Latest update December 25th, 2024 1:10 AM
Oct 30, 2010 Letters
Dear Editor,
In his letter captioned, “The truth has too many legs”, (Kaieteur News October 28), former PPP activist and Mirror journalist Lionel Peters claims Dr. Joey Jagan was promoted by his parents as their successor and that Joey has had aspirations to becoming President.
I dare say it is not a sin for anyone to aspire to high office and I think Joey would have made a fine President. He impressed me with some of his analyses as well as policy programmes for Guyana.
Joey has launched a series of attacks against me and my polls, but this in no way comprises my penchant for truthful comments about the good doctor.

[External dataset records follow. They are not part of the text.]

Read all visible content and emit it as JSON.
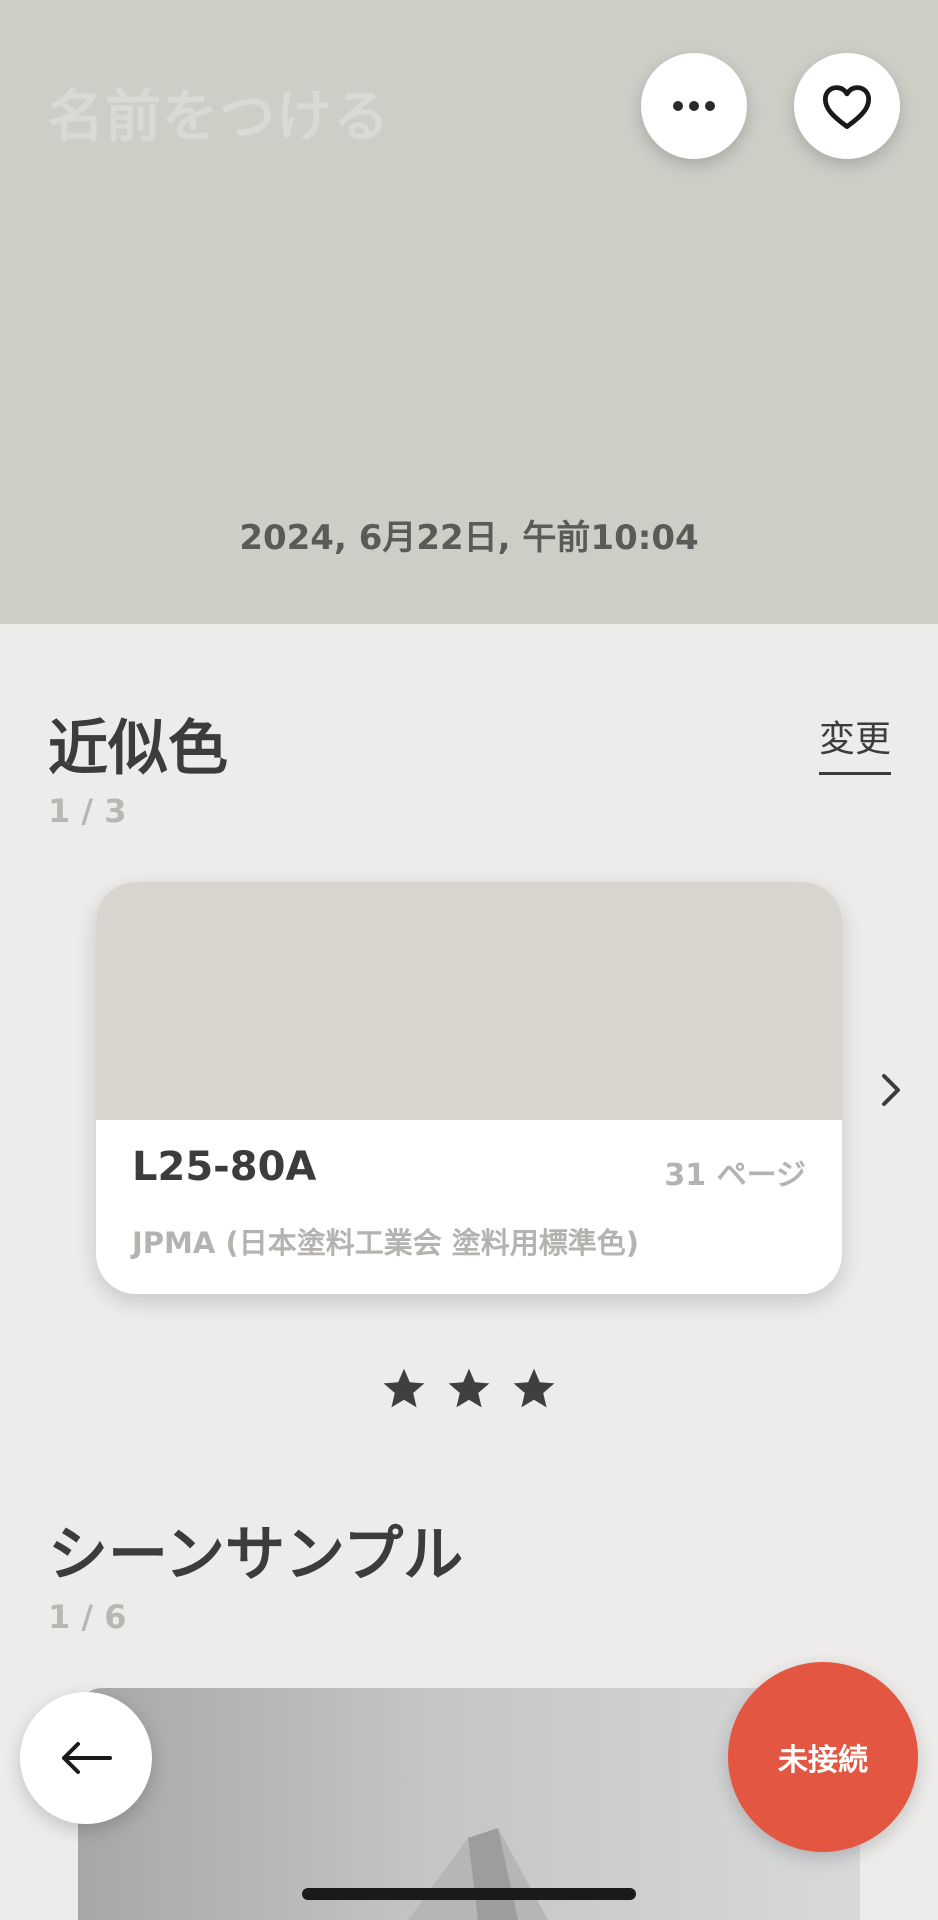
{
  "header": {
    "name_placeholder": "名前をつける",
    "datetime": "2024, 6月22日, 午前10:04",
    "background_color": "#cecdc6",
    "more_icon": "more-horizontal-icon",
    "favorite_icon": "heart-outline-icon"
  },
  "similar_colors": {
    "title": "近似色",
    "count": "1 / 3",
    "change_label": "変更",
    "card": {
      "swatch_color": "#d7d5ce",
      "code": "L25-80A",
      "page": "31 ページ",
      "source": "JPMA (日本塗料工業会 塗料用標準色)"
    },
    "next_icon": "chevron-right-icon",
    "rating": 3
  },
  "scene_sample": {
    "title": "シーンサンプル",
    "count": "1 / 6"
  },
  "footer": {
    "back_icon": "arrow-left-icon",
    "status_label": "未接続",
    "status_color": "#e35642"
  }
}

Lionel, as a PPP insider, is in a better position to analyse the controversial issue of succession and I don’t have information to dispute or confirm his claims. But I did have brief conversations with some PPP stalwarts about succession and Joey.
I do not know of any machinations by the parents to impose Dr. Joey as their successor. No one ever made that claim to me in several conversations I had with stalwarts of the PPP.
But there were suspicions, among some, that Joey’s rise in the PPP as a parliamentarian in 1997 was designed to ultimately make him successor.
However, no one took Joey’s parliamentary status as a likely successor to President Janet Jagan seriously. Bharrat Jagdeo was the youth figure in the trio that led the PPP into the elections.
I spoke with Cheddi on a few occasions about succession and he always stated that the party would decide that matter. Joey’s name was not among those mentioned by him as his potential successors.
He thought Joey was too temperamental to be a successful politician and seemed to have had greater faith in his daughter, Nadira, who seemed to have more of a socialist inclination having been trained in Moscow.
Cheddi was a doctrinaire classical Marxist and I don’t think he would have considered Joey, an avowed capitalist, as his successor.
In addition, Joey was also a regular critic of the PPP during his father’s tenure as President and I am told he often picketed Ministries.
Maternal instincts are somewhat different and it won’t surprise me if Janet exhibited feelings, in private, for her son as a potential successor.
There is nothing wrong with that. In conversations with some leading figures in the PPP right after Cheddi’s death in March 1997, they told me that Janet had asked them to assist Joey with political lessons and to make him feel welcome in the PPP.
“You all must help the boy”, one told me of instructions from Janet. But I don’t interpret that to mean to prepare him for the Presidency.
Nevertheless, I think Joey would have made a good President with counsel from senior figures. I can vouch for opinion surveys I did some years ago that Joey scored high numbers, highest among opposition figures, in the NACTA polls for popularity as a Presidential contender.
He would have been a perfect consensus candidate to attract voters from both sides of the racial divide. I believe that had Joey stayed with the PPP instead of resigning, he would have climbed his way to the top of the politics in the party.
With regards to Joey’s activities while in the US, I, along with colleagues Dr. Baytoram Ramharack, Vassan Ramracha and others, organised many anti-dictatorial events.
I don’t recollect seeing Joey at any one. Other ACG members would turn out in force. However, I do remember very well when the World Union of Guyanese meeting was launched by Dr. Fenton Ramsahoye on Liberty Avenue (124 Street) around 1990, Joey showed up and questioned, “why the meeting was called” and queried “where was Fenton all these years”.
That meeting was organised by Dr. Ravi Dev, Ramracha, Ramharack, late Hassan Rahaman, and myself and we had no hidden motives.
This in no way suggests that he was not active behind the scenes or that he did not provide support for the anti dictatorial struggle. I also know that Dr. Joey spoke at a few public meetings, one of which I and Ramracha helped to organise at City College around 1980 when we were in student government. Ralph Gonzalves, now PM of St. Vincent, also spoke at the meeting. Ramracha was the treasurer of student government that funded the event.